Orbital Insight uses artificial intelligence (AI) and big data processing to provide analysts with geospatial-based insights. Orbital Insight’s GO platform synthesizes geospatial data from a wide variety of sources, from satellites to the Internet of Things, so that users can observe and react to changes along global supply chains.
Jens Tellefsen, Orbital Insight’s Senior Vice President of Product and Design introduced the company’s partnership with Esri at the 2021 GEOINT Symposium to much fanfare.
The most positive feedback came from Department of Defense and intelligence prospects, many of whom are avid ArcGIS users. Making the data integration more seamless saves them a lot of time.
Defense and intelligence organizations that are well versed in the use of geospatial technologies quickly recognized how integrating ArcGIS into GO creates an improved user experience. Orbital Insight’s retail analyst clients can orient themselves to any point in their supply chain.

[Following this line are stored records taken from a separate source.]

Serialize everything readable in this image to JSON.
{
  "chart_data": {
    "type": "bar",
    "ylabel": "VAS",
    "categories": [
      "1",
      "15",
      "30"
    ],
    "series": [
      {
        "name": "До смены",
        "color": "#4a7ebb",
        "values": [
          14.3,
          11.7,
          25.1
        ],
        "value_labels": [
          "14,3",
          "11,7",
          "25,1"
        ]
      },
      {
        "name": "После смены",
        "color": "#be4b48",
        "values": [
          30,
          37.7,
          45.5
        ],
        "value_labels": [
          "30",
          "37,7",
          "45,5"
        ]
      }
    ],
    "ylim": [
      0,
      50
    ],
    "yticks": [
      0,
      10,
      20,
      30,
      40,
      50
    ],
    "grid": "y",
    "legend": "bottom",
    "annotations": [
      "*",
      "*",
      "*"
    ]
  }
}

By seamlessly using both ArcGIS basemaps and the GO platform, they can better understand and predict their business’ needs.
We can bring geospatial intelligence to commercial institutions that haven't had access to it before.
Increasingly, businesses in real estate, financial services, mining, and consumer packaged goods are monitoring their supply chains with GO. Companies like Unilever, BP, and Shell can stay up to date with changes in land or sea usage, infrastructure readiness, and human activities. It is now easier than ever for analysts to track wait times at anchorage, turnaround times at berths, delays at truck checkpoints, fluctuations in container counts, and changes in worker traffic at pivotal supply chain nodes.
Esri and Orbital Insight are planning to grow this partnership in 2022, with Esri’s Geocoding and Entities SDKs scheduled for GO integration as early as Q2. The Orbital Insight Supply Chain Intelligence Supply Chain Intelligence customer success video demonstrates how Orbital Insight is using Esri tools to allow their commercial clients to monitor and quantify activity ports like the Port of Long Beach.